La modalità di pagamento è a discrezione del venditore, e può essere liberamente concordata tra le parti, la metodologia più sicura è l’assegno circolare (l’assegno bancario potrebbe essere scoperto, ed il bonifico revocabile, mentre il contante non è tracciabile e può essere utilizzato solo per pagamenti inferiori ad euro 2.000,00 – a far data da gennaio 2022 il nuovo limite sarà di euro 1.000,00).

Predisposizione dell'atto di vendita

Una volta che le parti avranno concordato il prezzo e la modalità di pagamento possono decidere di rivolgersi ad un’agenzia pratiche automobilistiche, che seguirà tutto l’iter burocatrico ovvero procedere da soli.

In questo ultimo occorre predisporre l’atto di vendita che può avvenire nelle seguenti modalità:

  • Il metodo più utilizzato in quanto veloce e semplice consiste nel dare atto della vendita direttamente sul Certificato di proprietà (CdP). Infatti, sul retro del predetto certificato è presente una sezione dedicata alla “vendita” dell’auto.

E’ sufficiente inserire i dati del compratore, del venditore ed il prezzo. La firma dovrà essere apposta alla presenza di un funzionario affinché ne attesti l’autenticità.

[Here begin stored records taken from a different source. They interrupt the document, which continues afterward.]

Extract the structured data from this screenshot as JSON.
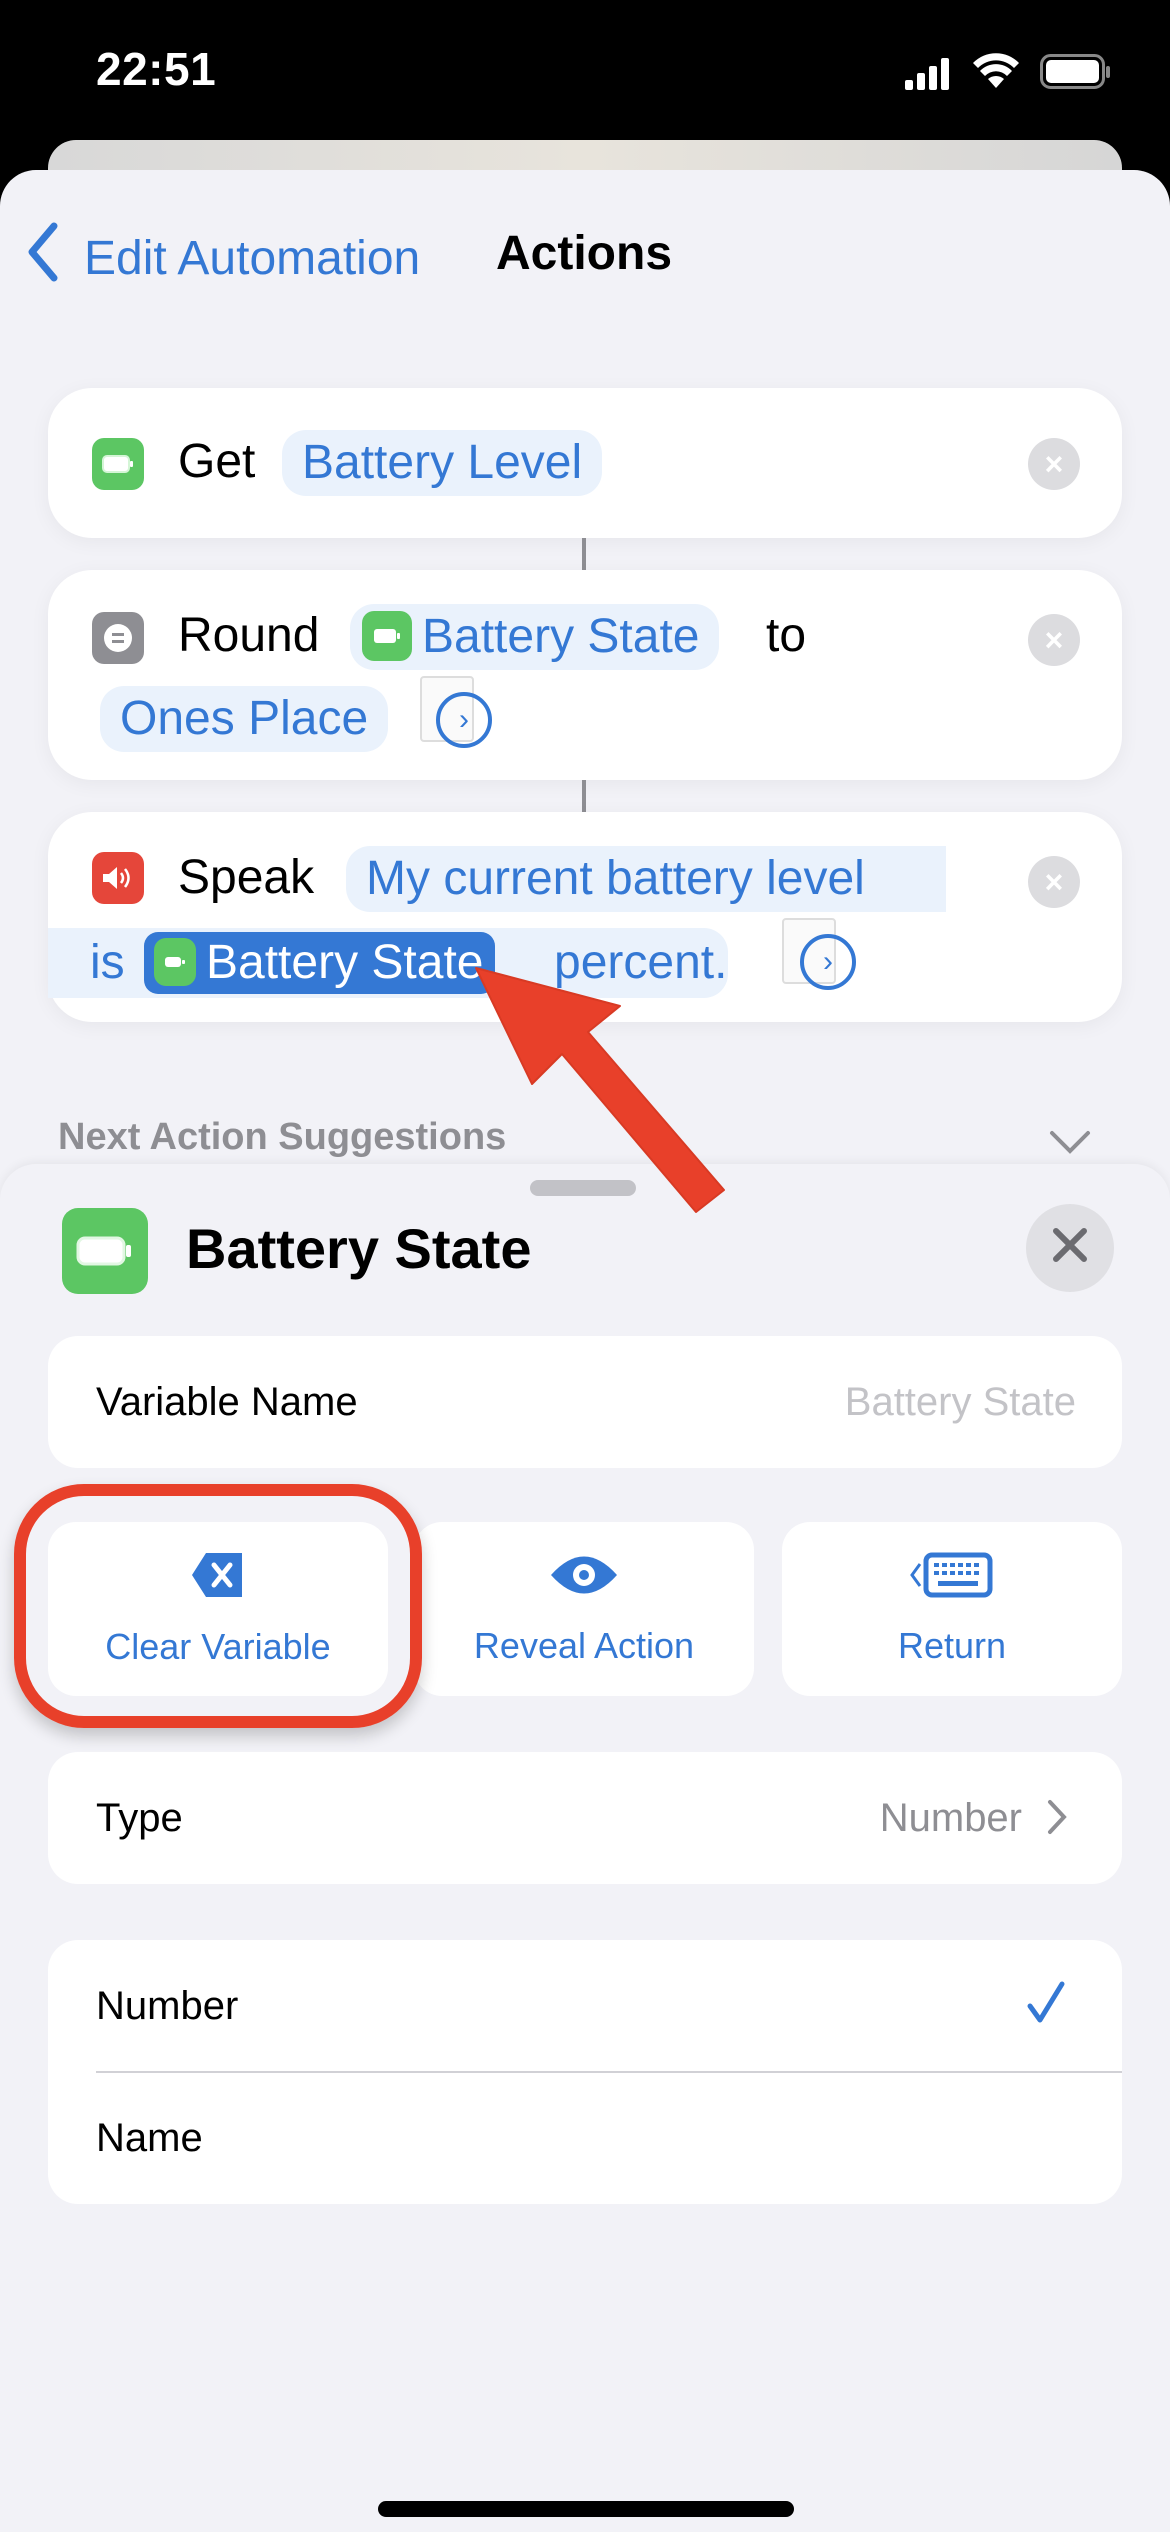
{
  "status_bar": {
    "time": "22:51",
    "icons": [
      "cellular-signal-icon",
      "wifi-icon",
      "battery-icon"
    ]
  },
  "nav": {
    "back_label": "Edit Automation",
    "title": "Actions"
  },
  "actions": [
    {
      "verb": "Get",
      "icon": "battery-icon",
      "icon_color": "#5cc663",
      "tokens": [
        "Battery Level"
      ]
    },
    {
      "verb": "Round",
      "icon": "calculator-icon",
      "icon_color": "#8e8e93",
      "variable": "Battery State",
      "connector": "to",
      "parameter": "Ones Place"
    },
    {
      "verb": "Speak",
      "icon": "speaker-icon",
      "icon_color": "#e5463a",
      "text_before": "My current battery level",
      "text_is": "is",
      "variable": "Battery State",
      "text_after": "percent."
    }
  ],
  "next_action_suggestions": "Next Action Suggestions",
  "drawer": {
    "title": "Battery State",
    "variable_name_label": "Variable Name",
    "variable_name_placeholder": "Battery State",
    "buttons": [
      {
        "label": "Clear Variable",
        "icon": "clear-delete-icon"
      },
      {
        "label": "Reveal Action",
        "icon": "eye-icon"
      },
      {
        "label": "Return",
        "icon": "keyboard-return-icon"
      }
    ],
    "type_label": "Type",
    "type_value": "Number",
    "options": [
      {
        "label": "Number",
        "selected": true
      },
      {
        "label": "Name",
        "selected": false
      }
    ]
  },
  "colors": {
    "accent": "#3478d4",
    "annotation": "#e8402a",
    "battery_green": "#5cc663"
  },
  "annotations": {
    "arrow_target": "Battery State variable token",
    "highlight_target": "Clear Variable button"
  }
}
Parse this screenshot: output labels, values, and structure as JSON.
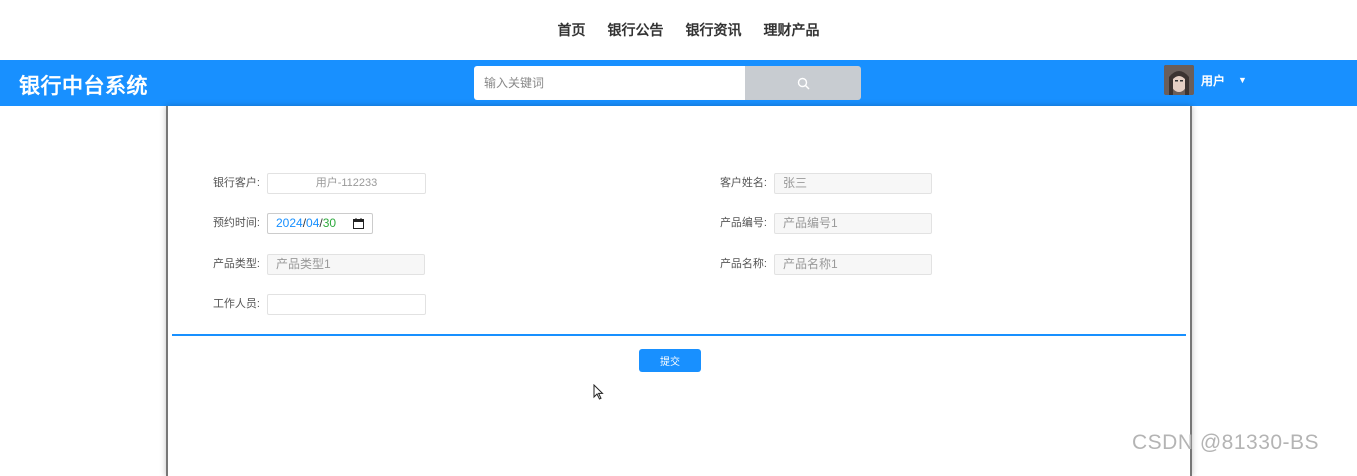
{
  "topnav": {
    "items": [
      "首页",
      "银行公告",
      "银行资讯",
      "理财产品"
    ]
  },
  "header": {
    "brand": "银行中台系统",
    "search_placeholder": "输入关键词",
    "search_icon": "search-icon",
    "user_name": "用户",
    "user_menu_icon": "caret-down-icon"
  },
  "form": {
    "customer": {
      "label": "银行客户:",
      "value": "用户-112233"
    },
    "customer_name": {
      "label": "客户姓名:",
      "value": "张三"
    },
    "appointment_time": {
      "label": "预约时间:",
      "year": "2024",
      "month": "04",
      "day": "30",
      "icon": "calendar-icon"
    },
    "product_code": {
      "label": "产品编号:",
      "value": "产品编号1"
    },
    "product_type": {
      "label": "产品类型:",
      "value": "产品类型1"
    },
    "product_name": {
      "label": "产品名称:",
      "value": "产品名称1"
    },
    "staff": {
      "label": "工作人员:",
      "value": ""
    },
    "submit_label": "提交"
  },
  "watermark": "CSDN @81330-BS",
  "colors": {
    "primary": "#1890ff",
    "search_button": "#c8ccd1",
    "date_year": "#1890ff",
    "date_month": "#1890ff",
    "date_day": "#2eaa3d"
  }
}
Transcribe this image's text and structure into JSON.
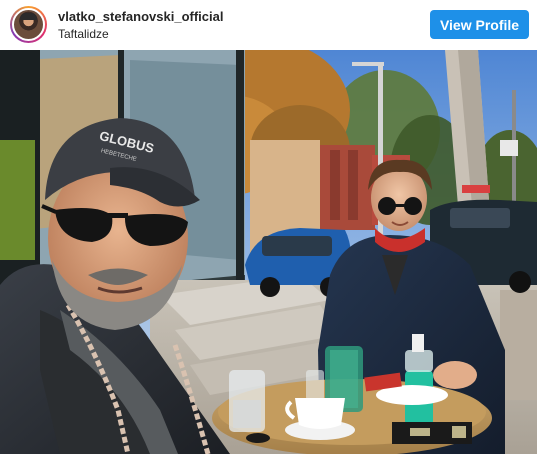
{
  "post": {
    "username": "vlatko_stefanovski_official",
    "location": "Taftalidze",
    "view_profile_label": "View Profile"
  },
  "photo": {
    "cap_text": "GLOBUS",
    "cap_subtext": "НЕВЕТЕСНЕ",
    "description": "Selfie of two men at an outdoor cafe table on a sunny day",
    "colors": {
      "accent": "#1e90e8",
      "sky": "#6f9fdd"
    }
  }
}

  • Nel caso in cui si volesse essere più puntigliosi, ed occorresse indicate delle specifiche clausole contrattuali (ad esempio la clausola visto e piaciuto, in cui l’acquirente dichiara di aver visto l’auto e di averla gradita, volta alla tutela del venditore da possibili ripensamenti dell’acquirente) è possibile predisporre una scrittura privata.

Autentica dell’atto di vendita

Una volta predisposta la scrittura privata/ compilato il Cdp la firma deve essere apposta dinanzi al funzionario autorizzato dalla legge. L’autenticata avviene presso:

  • Gli uffici ACI che gestiscono il P.R.A: nello stesso ufficio è possibile registrare anche il passaggio di proprietà, ottenere subito il certificato di proprietà intestato al nuovo titolare e l’adeguamento del libretto di circolazione con i nuovi dati.

Documenti necessari da portare al PRA:

  1. Certificato di Proprietà (CDP);
  2. Marca da bollo da 16 euro;
  3. Documento di identità del venditore (carta di identità o patente) + due fotocopie fronte retro;
  4. Documento di identità del compratore (carta di identità o patente) + due fotocopie fronte retro;
  5. Fotocopia del codice fiscale del compratore;
  6. Libretto di circolazione del veicolo + due fotocopie.
  • Motorizzazione Civile;
  • Le agenzie automobilistiche convenzionate con lo Sportello Telematico dell’Automobilista;
  • Il Comune: dopo aver firmato dinanzi a un funzionario comunale, hai 60 giorni di tempo per registrare presso il P.R.A. il passaggio di proprietà, portando:
    1. Atto di vendita (va bene fatto su CdP o con una scrittura privata a parte);
    2. Certificato di Proprietà (CDP);
    3. Due fotocopie fronte retro del documento di identità del compratore (carta di identità o patente);
    4. Libretto di circolazione del veicolo + due fotocopie;
    5. Fotocopia del codice fiscale del compratore;
    6. Modello TT2119 compilato e firmato dal compratore e il modello allegato.
  • Il notaio di fiducia.

Le tasse da pagare

Il passaggio di proprietà prevede un costo che comprende:

    • Imposta Provinciale di Trascrizione (IPT), l’importo non è fisso ma diverso per ogni provincia; maggiore è la potenza (in Kw) e maggiore può essere l’IPT;
    • Costi dovuti al P.R.A.: 20,92 euro;
    • Imposta di bollo: 29,24 euro;
    • Adeguamento libretto di circolazione: 27,02 euro.

Solitamente i suddetti costi sono a carico di colui che acquista.

Prima di procedere all’acquisto è infine sempre consigliabile visionare preventivamente l’autovettura così da escludere eventuali difetti e non avere spiacevoli sorprese.